The Terms Aggregation is a multi-bucket aggregation that groups documents based on field values. It creates a bucket for each unique term in a specified field, allowing you to analyze the distribution of values within your dataset.

Syntax

"aggs": {
  "NAME": {
    "terms": {
      "field": "FIELD_NAME",
      "size": 10
    }
  }
}

For more details, refer to the official Elasticsearch documentation.

Example Usage

GET /my-index/_search
{
  "size": 0,
  "aggs": {
    "popular_colors": {
      "terms": {
        "field": "color",
        "size": 5
      }
    }
  }
}

This example retrieves the top 5 most common colors in the "color" field of the "my-index" index.

Common Issues

High cardinality fields: Terms aggregation can be memory-intensive for fields with many unique values.
Incorrect field mapping: Ensure the field is mapped as a keyword or text with fielddata enabled.
Missing values: By default, documents without the specified field are ignored.

Best Practices

Use the size parameter to limit the number of buckets returned.
Consider using the min_doc_count parameter to exclude rare terms.
For high cardinality fields, consider using the Significant Terms aggregation instead.
Use the order parameter to sort buckets by a specific metric or by key.
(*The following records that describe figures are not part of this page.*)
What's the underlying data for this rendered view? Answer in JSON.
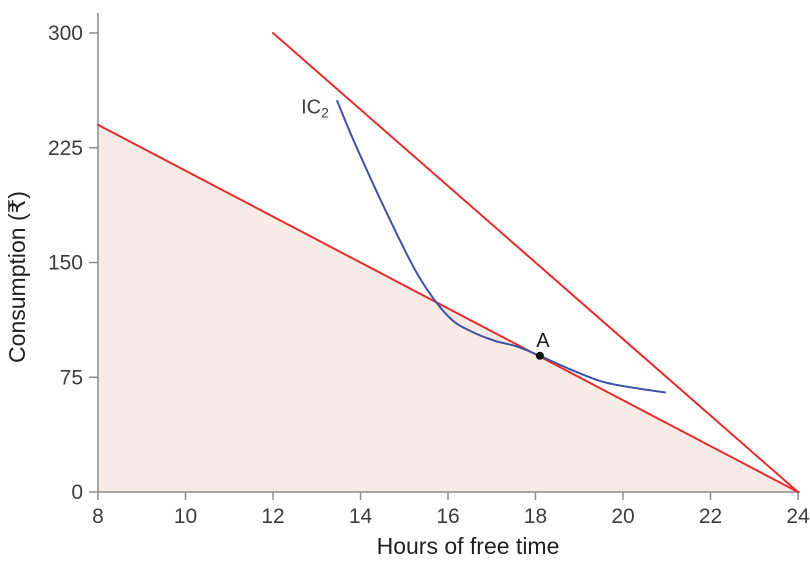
{
  "chart_data": {
    "type": "line",
    "title": "",
    "xlabel": "Hours of free time",
    "ylabel": "Consumption (₹)",
    "xlim": [
      8,
      24
    ],
    "ylim": [
      0,
      300
    ],
    "x_ticks": [
      8,
      10,
      12,
      14,
      16,
      18,
      20,
      22,
      24
    ],
    "y_ticks": [
      0,
      75,
      150,
      225,
      300
    ],
    "grid": false,
    "legend": "none",
    "colors": {
      "budget_line": "#e32d2d",
      "indifference_curve": "#4152a6",
      "feasible_area": "#f8ebe5",
      "axis": "#8c8c8c",
      "tick_text": "#3d3d3d",
      "point": "#111111"
    },
    "series": [
      {
        "name": "budget-constraint-steep",
        "kind": "line",
        "color_key": "budget_line",
        "points": [
          [
            12,
            300
          ],
          [
            24,
            0
          ]
        ]
      },
      {
        "name": "budget-constraint-flat",
        "kind": "line",
        "color_key": "budget_line",
        "points": [
          [
            8,
            240
          ],
          [
            24,
            0
          ]
        ]
      },
      {
        "name": "feasible-set",
        "kind": "area",
        "color_key": "feasible_area",
        "points": [
          [
            8,
            0
          ],
          [
            8,
            240
          ],
          [
            24,
            0
          ]
        ]
      },
      {
        "name": "indifference-curve-2",
        "kind": "curve",
        "label": "IC",
        "label_sub": "2",
        "color_key": "indifference_curve",
        "points": [
          [
            13.46,
            256
          ],
          [
            13.87,
            228
          ],
          [
            14.54,
            186
          ],
          [
            15.31,
            142
          ],
          [
            16.0,
            115
          ],
          [
            16.53,
            105
          ],
          [
            17.05,
            99
          ],
          [
            17.58,
            95
          ],
          [
            18.1,
            89
          ],
          [
            18.81,
            80
          ],
          [
            19.54,
            72
          ],
          [
            20.27,
            68
          ],
          [
            20.98,
            65
          ]
        ]
      }
    ],
    "points": [
      {
        "label": "A",
        "x": 18.1,
        "y": 89
      }
    ]
  }
}
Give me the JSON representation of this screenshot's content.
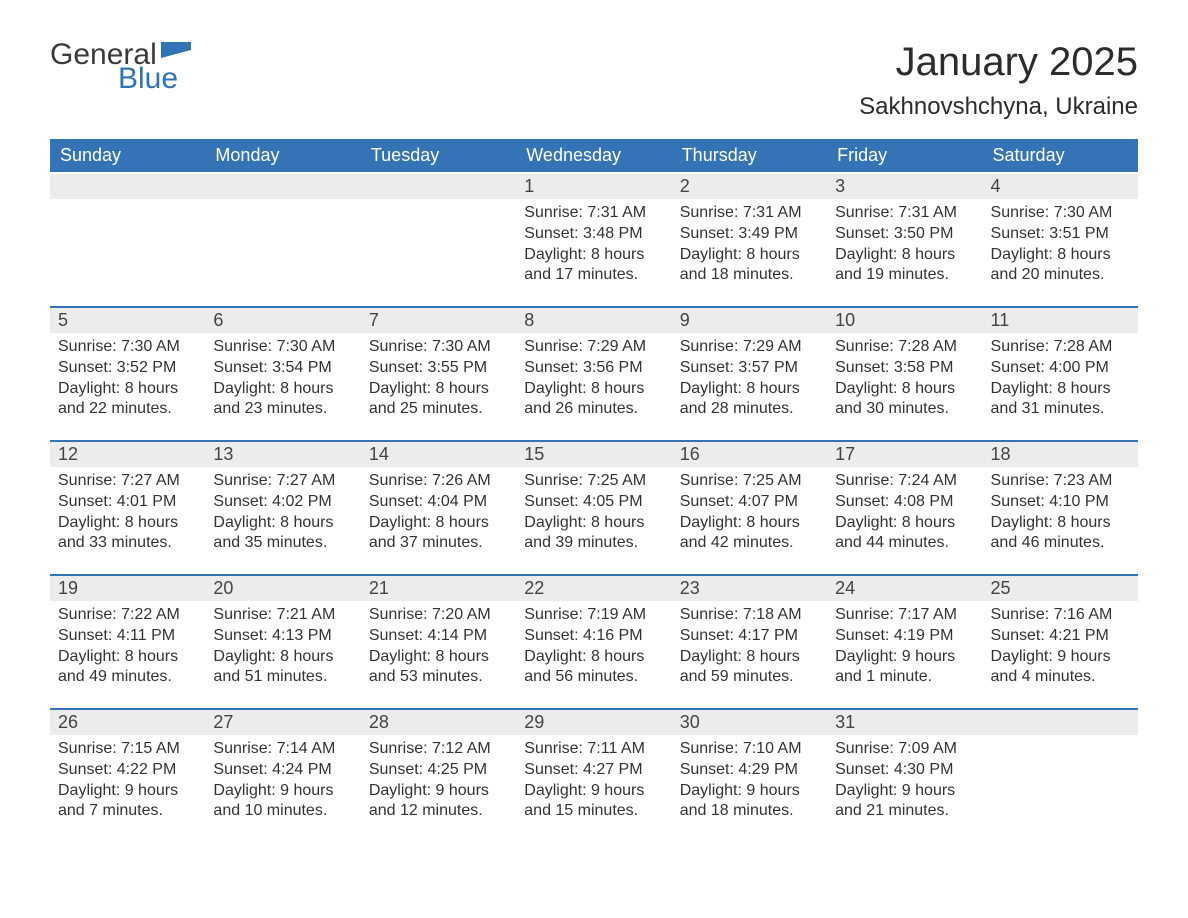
{
  "brand": {
    "word1": "General",
    "word2": "Blue",
    "logo_color": "#2f74b5",
    "text_color": "#3a3a3a"
  },
  "title": "January 2025",
  "location": "Sakhnovshchyna, Ukraine",
  "colors": {
    "header_bg": "#3573b7",
    "header_text": "#ffffff",
    "daynum_bg": "#ececec",
    "border_top": "#3573b7",
    "body_text": "#333333",
    "page_bg": "#ffffff"
  },
  "typography": {
    "title_fontsize": 40,
    "location_fontsize": 24,
    "weekday_fontsize": 18,
    "daynum_fontsize": 18,
    "body_fontsize": 16
  },
  "weekdays": [
    "Sunday",
    "Monday",
    "Tuesday",
    "Wednesday",
    "Thursday",
    "Friday",
    "Saturday"
  ],
  "weeks": [
    [
      {
        "day": "",
        "sunrise": "",
        "sunset": "",
        "daylight": ""
      },
      {
        "day": "",
        "sunrise": "",
        "sunset": "",
        "daylight": ""
      },
      {
        "day": "",
        "sunrise": "",
        "sunset": "",
        "daylight": ""
      },
      {
        "day": "1",
        "sunrise": "Sunrise: 7:31 AM",
        "sunset": "Sunset: 3:48 PM",
        "daylight": "Daylight: 8 hours and 17 minutes."
      },
      {
        "day": "2",
        "sunrise": "Sunrise: 7:31 AM",
        "sunset": "Sunset: 3:49 PM",
        "daylight": "Daylight: 8 hours and 18 minutes."
      },
      {
        "day": "3",
        "sunrise": "Sunrise: 7:31 AM",
        "sunset": "Sunset: 3:50 PM",
        "daylight": "Daylight: 8 hours and 19 minutes."
      },
      {
        "day": "4",
        "sunrise": "Sunrise: 7:30 AM",
        "sunset": "Sunset: 3:51 PM",
        "daylight": "Daylight: 8 hours and 20 minutes."
      }
    ],
    [
      {
        "day": "5",
        "sunrise": "Sunrise: 7:30 AM",
        "sunset": "Sunset: 3:52 PM",
        "daylight": "Daylight: 8 hours and 22 minutes."
      },
      {
        "day": "6",
        "sunrise": "Sunrise: 7:30 AM",
        "sunset": "Sunset: 3:54 PM",
        "daylight": "Daylight: 8 hours and 23 minutes."
      },
      {
        "day": "7",
        "sunrise": "Sunrise: 7:30 AM",
        "sunset": "Sunset: 3:55 PM",
        "daylight": "Daylight: 8 hours and 25 minutes."
      },
      {
        "day": "8",
        "sunrise": "Sunrise: 7:29 AM",
        "sunset": "Sunset: 3:56 PM",
        "daylight": "Daylight: 8 hours and 26 minutes."
      },
      {
        "day": "9",
        "sunrise": "Sunrise: 7:29 AM",
        "sunset": "Sunset: 3:57 PM",
        "daylight": "Daylight: 8 hours and 28 minutes."
      },
      {
        "day": "10",
        "sunrise": "Sunrise: 7:28 AM",
        "sunset": "Sunset: 3:58 PM",
        "daylight": "Daylight: 8 hours and 30 minutes."
      },
      {
        "day": "11",
        "sunrise": "Sunrise: 7:28 AM",
        "sunset": "Sunset: 4:00 PM",
        "daylight": "Daylight: 8 hours and 31 minutes."
      }
    ],
    [
      {
        "day": "12",
        "sunrise": "Sunrise: 7:27 AM",
        "sunset": "Sunset: 4:01 PM",
        "daylight": "Daylight: 8 hours and 33 minutes."
      },
      {
        "day": "13",
        "sunrise": "Sunrise: 7:27 AM",
        "sunset": "Sunset: 4:02 PM",
        "daylight": "Daylight: 8 hours and 35 minutes."
      },
      {
        "day": "14",
        "sunrise": "Sunrise: 7:26 AM",
        "sunset": "Sunset: 4:04 PM",
        "daylight": "Daylight: 8 hours and 37 minutes."
      },
      {
        "day": "15",
        "sunrise": "Sunrise: 7:25 AM",
        "sunset": "Sunset: 4:05 PM",
        "daylight": "Daylight: 8 hours and 39 minutes."
      },
      {
        "day": "16",
        "sunrise": "Sunrise: 7:25 AM",
        "sunset": "Sunset: 4:07 PM",
        "daylight": "Daylight: 8 hours and 42 minutes."
      },
      {
        "day": "17",
        "sunrise": "Sunrise: 7:24 AM",
        "sunset": "Sunset: 4:08 PM",
        "daylight": "Daylight: 8 hours and 44 minutes."
      },
      {
        "day": "18",
        "sunrise": "Sunrise: 7:23 AM",
        "sunset": "Sunset: 4:10 PM",
        "daylight": "Daylight: 8 hours and 46 minutes."
      }
    ],
    [
      {
        "day": "19",
        "sunrise": "Sunrise: 7:22 AM",
        "sunset": "Sunset: 4:11 PM",
        "daylight": "Daylight: 8 hours and 49 minutes."
      },
      {
        "day": "20",
        "sunrise": "Sunrise: 7:21 AM",
        "sunset": "Sunset: 4:13 PM",
        "daylight": "Daylight: 8 hours and 51 minutes."
      },
      {
        "day": "21",
        "sunrise": "Sunrise: 7:20 AM",
        "sunset": "Sunset: 4:14 PM",
        "daylight": "Daylight: 8 hours and 53 minutes."
      },
      {
        "day": "22",
        "sunrise": "Sunrise: 7:19 AM",
        "sunset": "Sunset: 4:16 PM",
        "daylight": "Daylight: 8 hours and 56 minutes."
      },
      {
        "day": "23",
        "sunrise": "Sunrise: 7:18 AM",
        "sunset": "Sunset: 4:17 PM",
        "daylight": "Daylight: 8 hours and 59 minutes."
      },
      {
        "day": "24",
        "sunrise": "Sunrise: 7:17 AM",
        "sunset": "Sunset: 4:19 PM",
        "daylight": "Daylight: 9 hours and 1 minute."
      },
      {
        "day": "25",
        "sunrise": "Sunrise: 7:16 AM",
        "sunset": "Sunset: 4:21 PM",
        "daylight": "Daylight: 9 hours and 4 minutes."
      }
    ],
    [
      {
        "day": "26",
        "sunrise": "Sunrise: 7:15 AM",
        "sunset": "Sunset: 4:22 PM",
        "daylight": "Daylight: 9 hours and 7 minutes."
      },
      {
        "day": "27",
        "sunrise": "Sunrise: 7:14 AM",
        "sunset": "Sunset: 4:24 PM",
        "daylight": "Daylight: 9 hours and 10 minutes."
      },
      {
        "day": "28",
        "sunrise": "Sunrise: 7:12 AM",
        "sunset": "Sunset: 4:25 PM",
        "daylight": "Daylight: 9 hours and 12 minutes."
      },
      {
        "day": "29",
        "sunrise": "Sunrise: 7:11 AM",
        "sunset": "Sunset: 4:27 PM",
        "daylight": "Daylight: 9 hours and 15 minutes."
      },
      {
        "day": "30",
        "sunrise": "Sunrise: 7:10 AM",
        "sunset": "Sunset: 4:29 PM",
        "daylight": "Daylight: 9 hours and 18 minutes."
      },
      {
        "day": "31",
        "sunrise": "Sunrise: 7:09 AM",
        "sunset": "Sunset: 4:30 PM",
        "daylight": "Daylight: 9 hours and 21 minutes."
      },
      {
        "day": "",
        "sunrise": "",
        "sunset": "",
        "daylight": ""
      }
    ]
  ]
}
Frequently Asked Questions

Q: How can I get the total count of unique terms?
A: Use the cardinality aggregation instead of terms aggregation for an approximate count of unique values.

Q: Can I use Terms Aggregation on numeric fields?
A: Yes, but it's generally more appropriate to use Range or Histogram aggregations for numeric fields.

Q: How does Terms Aggregation handle case sensitivity?
A: By default, it's case-sensitive. Use a lowercase normalizer or analyzer for case-insensitive aggregations.

Q: What's the maximum number of buckets Terms Aggregation can return?
A: The default maximum is 10,000, but this can be adjusted using the index.max_terms_count index setting.

Q: How can I get terms that don't meet a minimum document count?
A: Use the min_doc_count parameter set to 0, and specify a size larger than the number of terms that meet your usual threshold.